Optimization removal efficiencies obtained for a Rt; b RpH; c \(R_{{{\text{H}}_{2} {\text{O}}_{2} }}\) and d \(R_{{{\text{TiO}}_{2} }}\)

Conclusion

This study intends to investigate the reactive red (RR-147) dye removal efficiency of TiO2 and H2O2 (oxidizing agent) from industrial waste water under variable pH and exposure time of UV radiation using advanced optimization technique, i.e., response surface methodology (RSM). Herein, the RSM models were deployed to study the agreement of predicted results in comparison with the stated experimental data in the literature. The solid findings from this study were:

  • The developed empirical relationship between the final response (degradation percentage) and the independent process variables based on the experimental findings follows a second-order polynomial equation.
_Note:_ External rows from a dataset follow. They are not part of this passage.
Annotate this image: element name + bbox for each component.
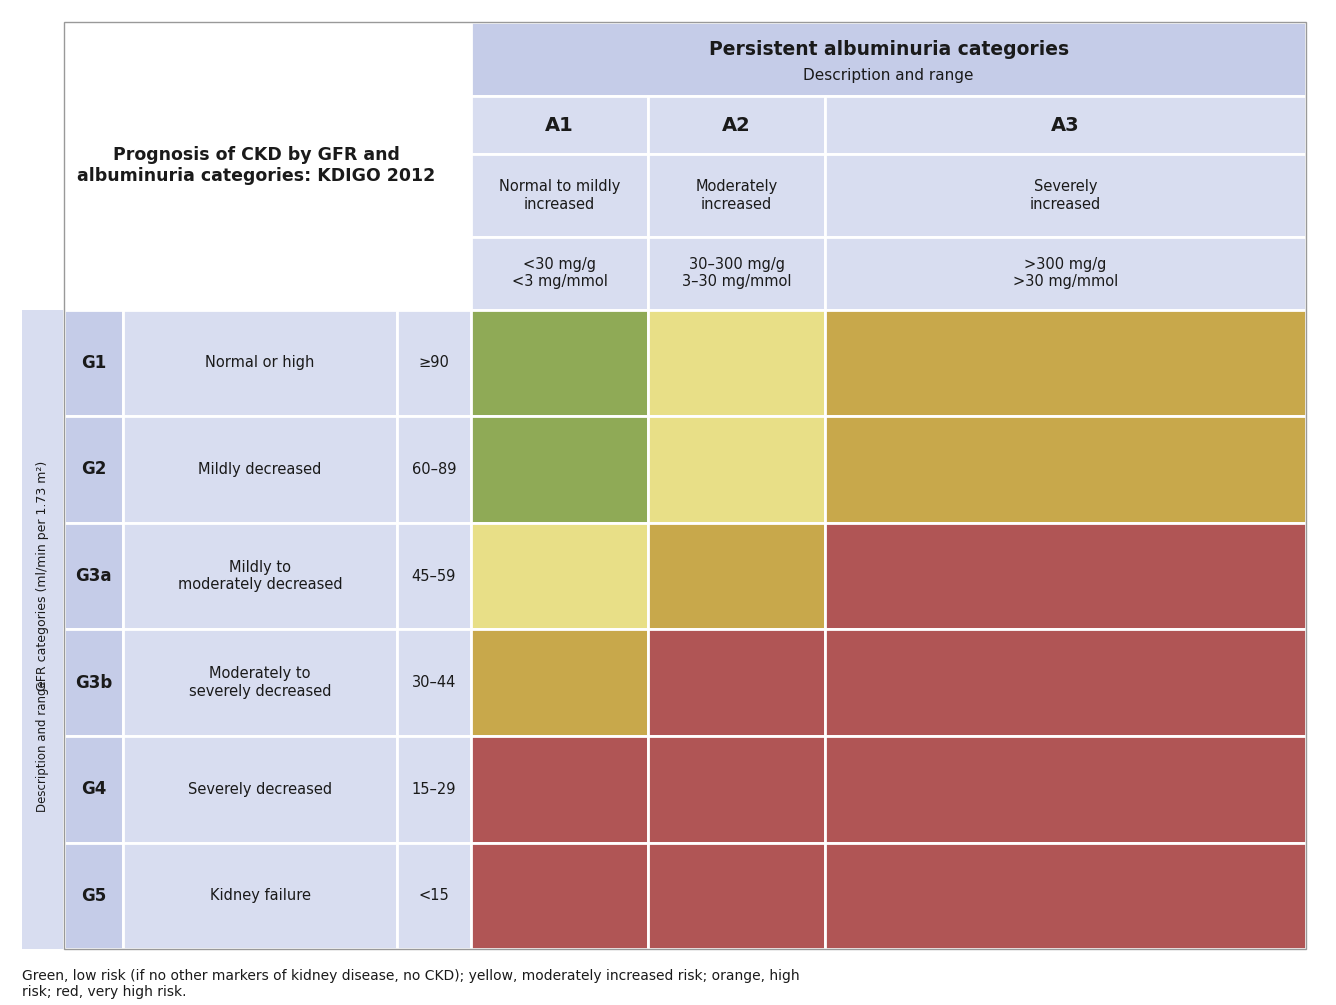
Bar: [397, 310, 472, 950]
Bar: [648, 96, 826, 155]
Bar: [123, 310, 397, 416]
Bar: [123, 842, 397, 950]
Bar: [123, 523, 397, 629]
Text: 60–89: 60–89: [411, 462, 456, 477]
Bar: [472, 237, 648, 310]
Text: ≥90: ≥90: [418, 356, 449, 370]
Bar: [397, 629, 472, 736]
Bar: [64, 842, 123, 950]
Text: <15: <15: [418, 888, 449, 903]
Text: Moderately
increased: Moderately increased: [696, 180, 778, 212]
Bar: [64, 736, 123, 842]
Text: G2: G2: [81, 460, 107, 478]
Text: Normal to mildly
increased: Normal to mildly increased: [498, 180, 620, 212]
Text: A3: A3: [1051, 116, 1079, 135]
Bar: [826, 842, 1307, 950]
Text: Severely
increased: Severely increased: [1030, 180, 1101, 212]
Text: G5: G5: [81, 887, 107, 904]
Bar: [472, 629, 648, 736]
Bar: [826, 629, 1307, 736]
Text: Prognosis of CKD by GFR and
albuminuria categories: KDIGO 2012: Prognosis of CKD by GFR and albuminuria …: [77, 146, 436, 185]
Text: G4: G4: [81, 780, 107, 798]
Text: Green, low risk (if no other markers of kidney disease, no CKD); yellow, moderat: Green, low risk (if no other markers of …: [23, 969, 800, 999]
Bar: [64, 310, 123, 416]
Bar: [397, 416, 472, 523]
Text: Kidney failure: Kidney failure: [210, 888, 310, 903]
Text: Normal or high: Normal or high: [206, 356, 315, 370]
Text: 30–44: 30–44: [411, 675, 456, 690]
Text: <30 mg/g
<3 mg/mmol: <30 mg/g <3 mg/mmol: [512, 257, 608, 289]
Text: G1: G1: [81, 354, 107, 372]
Bar: [472, 523, 648, 629]
Bar: [64, 310, 123, 950]
Text: A2: A2: [723, 116, 751, 135]
Bar: [826, 310, 1307, 416]
Bar: [826, 523, 1307, 629]
Text: Description and range: Description and range: [36, 679, 49, 812]
Text: Persistent albuminuria categories: Persistent albuminuria categories: [708, 40, 1069, 59]
Text: Mildly to
moderately decreased: Mildly to moderately decreased: [178, 560, 342, 592]
Bar: [472, 416, 648, 523]
Bar: [648, 736, 826, 842]
Bar: [23, 310, 64, 950]
Bar: [64, 523, 123, 629]
Text: 45–59: 45–59: [411, 569, 456, 584]
Text: Moderately to
severely decreased: Moderately to severely decreased: [188, 666, 331, 698]
Text: Description and range: Description and range: [803, 68, 974, 82]
Text: G3a: G3a: [75, 567, 112, 585]
Bar: [826, 736, 1307, 842]
Bar: [648, 310, 826, 416]
Bar: [472, 310, 648, 416]
Bar: [123, 736, 397, 842]
Bar: [826, 416, 1307, 523]
Bar: [648, 629, 826, 736]
Bar: [397, 523, 472, 629]
Bar: [648, 416, 826, 523]
Text: GFR categories (ml/min per 1.73 m²): GFR categories (ml/min per 1.73 m²): [36, 461, 49, 691]
Bar: [648, 237, 826, 310]
Bar: [472, 842, 648, 950]
Bar: [397, 310, 472, 416]
Bar: [648, 523, 826, 629]
Bar: [648, 842, 826, 950]
Bar: [648, 155, 826, 237]
Text: >300 mg/g
>30 mg/mmol: >300 mg/g >30 mg/mmol: [1013, 257, 1118, 289]
Text: G3b: G3b: [75, 673, 112, 691]
Bar: [64, 416, 123, 523]
Bar: [472, 155, 648, 237]
Bar: [472, 22, 1307, 96]
Bar: [64, 629, 123, 736]
Text: Mildly decreased: Mildly decreased: [198, 462, 322, 477]
Bar: [472, 736, 648, 842]
Bar: [397, 842, 472, 950]
Bar: [123, 310, 397, 950]
Bar: [123, 629, 397, 736]
Bar: [397, 736, 472, 842]
Bar: [826, 237, 1307, 310]
Bar: [472, 96, 648, 155]
Text: 30–300 mg/g
3–30 mg/mmol: 30–300 mg/g 3–30 mg/mmol: [681, 257, 791, 289]
Bar: [23, 22, 472, 310]
Bar: [826, 155, 1307, 237]
Bar: [826, 96, 1307, 155]
Text: 15–29: 15–29: [411, 782, 456, 797]
Bar: [123, 416, 397, 523]
Text: A1: A1: [545, 116, 574, 135]
Text: Severely decreased: Severely decreased: [188, 782, 333, 797]
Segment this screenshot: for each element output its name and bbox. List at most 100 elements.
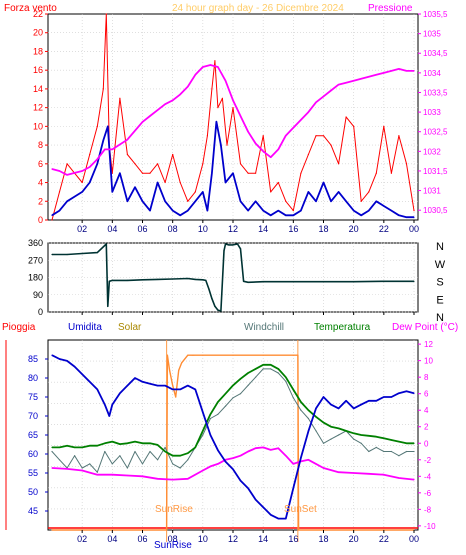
direction-ytick-label: 180 (28, 273, 43, 283)
humidity-series-point (368, 400, 370, 402)
humidity-series-point (149, 383, 151, 385)
temperature-series-point (126, 442, 128, 444)
humidity-series-point (247, 487, 249, 489)
gust-series-point (390, 210, 392, 212)
temperature-series-point (134, 441, 136, 443)
temperature-series-point (81, 446, 83, 448)
direction-series-point (51, 253, 53, 256)
pressure-series-point (232, 99, 234, 101)
pressure-ytick-label: 1031,5 (423, 167, 448, 176)
pressure-series-point (255, 142, 257, 145)
direction-series-point (232, 244, 234, 246)
solar-series-point (51, 529, 53, 531)
wind-series-point (211, 88, 213, 90)
wind-ytick-label: 6 (38, 159, 43, 169)
gust-series-point (107, 125, 109, 127)
temperature-series-point (255, 368, 257, 370)
windchill-series-point (315, 430, 317, 432)
dewpoint-ytick-label: -10 (424, 522, 436, 531)
pressure-series-point (247, 131, 249, 133)
wind-series-point (102, 88, 104, 90)
windchill-label: Windchill (244, 322, 284, 333)
gust-series-point (368, 210, 370, 212)
dewpoint-series-point (315, 463, 317, 465)
windchill-series-point (149, 450, 151, 453)
humidity-series-point (315, 407, 317, 409)
humidity-ytick-label: 75 (28, 392, 38, 402)
windchill-series-point (322, 442, 325, 444)
pressure-series-point (96, 158, 98, 160)
solar-series-point (166, 529, 168, 531)
p3-xtick-label: 00 (409, 534, 419, 544)
direction-series-point (157, 278, 159, 280)
solar-series-point (191, 354, 193, 356)
humidity-series (51, 354, 415, 520)
pressure-series-point (126, 139, 128, 141)
humidity-series-point (322, 396, 325, 398)
temperature-series-point (345, 430, 347, 432)
wind-series-point (58, 191, 61, 193)
wind-series-point (157, 163, 159, 165)
dewpoint-series-point (217, 463, 219, 465)
compass-label-n: N (436, 312, 444, 324)
windchill-series-point (405, 450, 408, 453)
wind-series-point (134, 163, 136, 165)
wind-series-point (353, 125, 355, 127)
humidity-series-point (405, 390, 408, 392)
gust-series-point (398, 214, 400, 216)
pressure-series-point (300, 119, 302, 121)
gust-series-point (96, 163, 98, 165)
humidity-series-point (398, 392, 400, 394)
temperature-series-point (270, 364, 272, 366)
direction-series-point (217, 309, 219, 311)
pressure-series-point (315, 101, 317, 103)
wind-ytick-label: 22 (33, 9, 43, 19)
temperature-series-point (89, 445, 91, 447)
windchill-series-point (232, 397, 234, 399)
direction-series-point (194, 278, 196, 280)
direction-series-point (96, 252, 98, 254)
direction-series-point (105, 243, 107, 245)
wind-ytick-label: 4 (38, 178, 43, 188)
solar-series-point (178, 369, 180, 371)
windchill-series-point (368, 450, 370, 453)
gust-series-point (262, 210, 264, 212)
humidity-series-point (375, 400, 377, 402)
wind-series-point (277, 181, 279, 184)
wind-ytick-label: 2 (38, 196, 43, 206)
dewpoint-series-point (262, 446, 264, 448)
pressure-ytick-label: 1032 (423, 147, 441, 156)
p1-xtick-label: 12 (228, 224, 238, 234)
solar-series-point (297, 354, 299, 356)
dewpoint-series-point (172, 479, 174, 481)
pressure-series-point (398, 68, 400, 70)
gust-series-point (141, 200, 144, 202)
humidity-ytick-label: 65 (28, 430, 38, 440)
temperature-series-point (383, 437, 385, 439)
direction-series-point (111, 279, 113, 281)
humidity-ytick-label: 80 (28, 373, 38, 383)
dewpoint-series-point (247, 450, 249, 453)
solar-series-point (166, 354, 168, 356)
p3-xtick-label: 12 (228, 534, 238, 544)
humidity-series-point (202, 411, 204, 413)
windchill-series-point (292, 397, 294, 399)
windchill-series-point (74, 455, 76, 457)
windchill-series-point (96, 471, 98, 473)
dewpoint-series-point (111, 474, 113, 476)
gust-series-point (89, 181, 91, 184)
humidity-label: Umidita (68, 322, 102, 333)
humidity-series-point (239, 480, 242, 482)
solar-series-point (202, 354, 204, 356)
wind-series-point (390, 172, 392, 174)
wind-series-point (217, 107, 219, 109)
p3-xtick-label: 20 (349, 534, 359, 544)
temperature-series-point (187, 452, 189, 454)
direction-series-point (383, 280, 385, 282)
pressure-series-point (51, 168, 53, 170)
gust-series-point (66, 200, 68, 202)
gust-series-point (51, 214, 53, 216)
temperature-series-point (300, 401, 302, 403)
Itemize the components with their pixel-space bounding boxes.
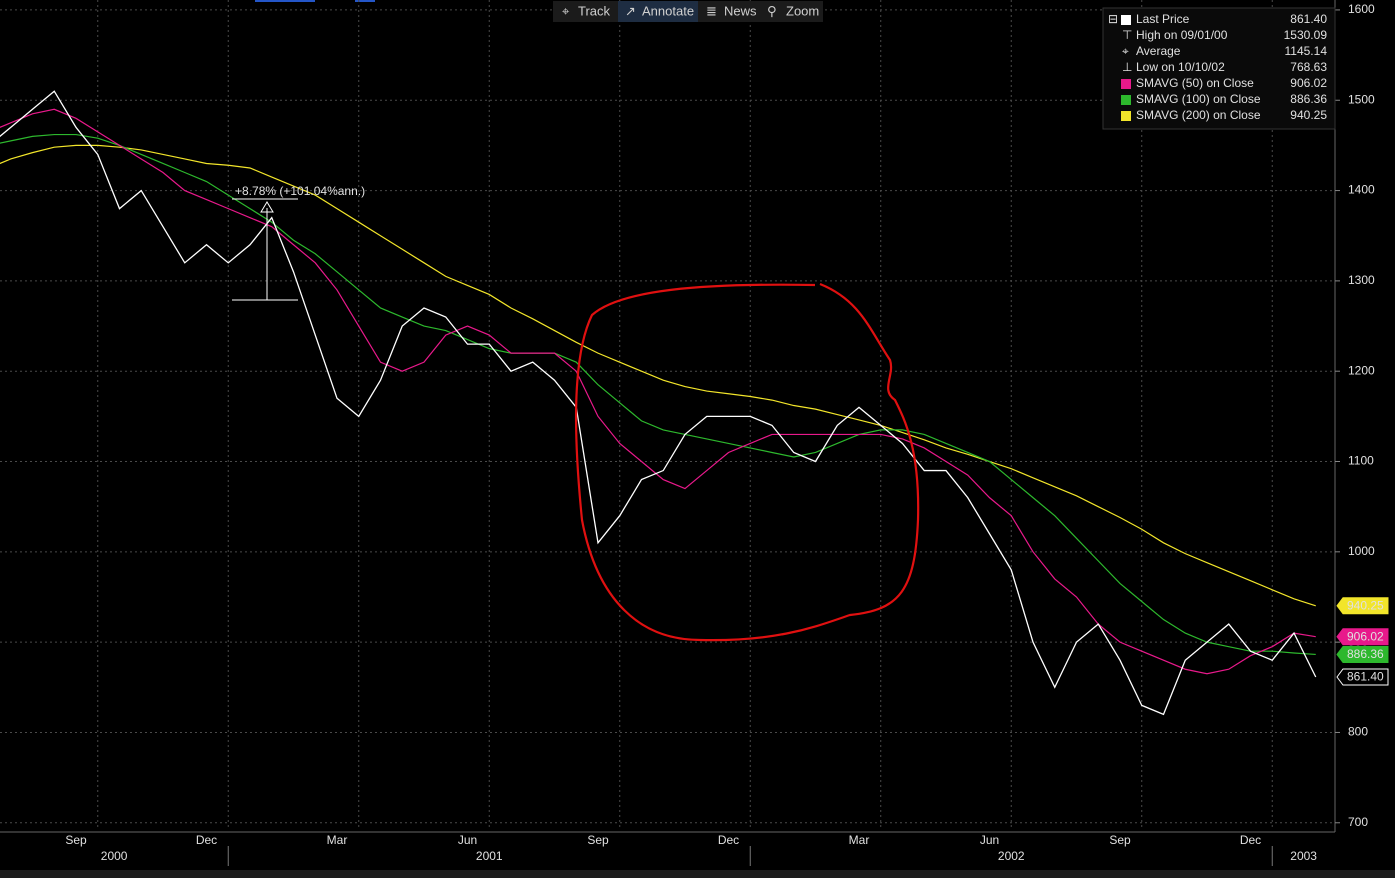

  • The results demonstrated that the degree of the severity of the textile dye removal from industrial waste was influenced largely by the solution pH, followed byH2O2 content, photocatalyst loading and UV exposure time and their synergic effects, respectively.

  • The statistical evaluation of the predicted results from the RSM models showed close agreement with the experimental values manifesting the minimum values of R2 significant than 0.98 and proximal values of MAE and RMSE to zero.

  • The interaction effect of the studied parameters on the removal of RR-147 dye was established by the contour diagram and response surface plots of the model-predicted responses for better understandings of the effect of the input parameter.

  • The quadratic predicted polynomials from the RSM models ensured compliance with the experimental data, this supports the effectiveness, reliability and future applications of the derived models for designing the advanced oxidation process for modeling Active Red-147 textile dye pollutant removal using the minimum numbers of experiments.

  • It is highly encouraged to use the current models for the given descriptive statistics of input variables for each case of the developed models. More studies are needed on the basis of wide range of experimental studies to obtain broad extremes of the input variables for the generalization of the problem.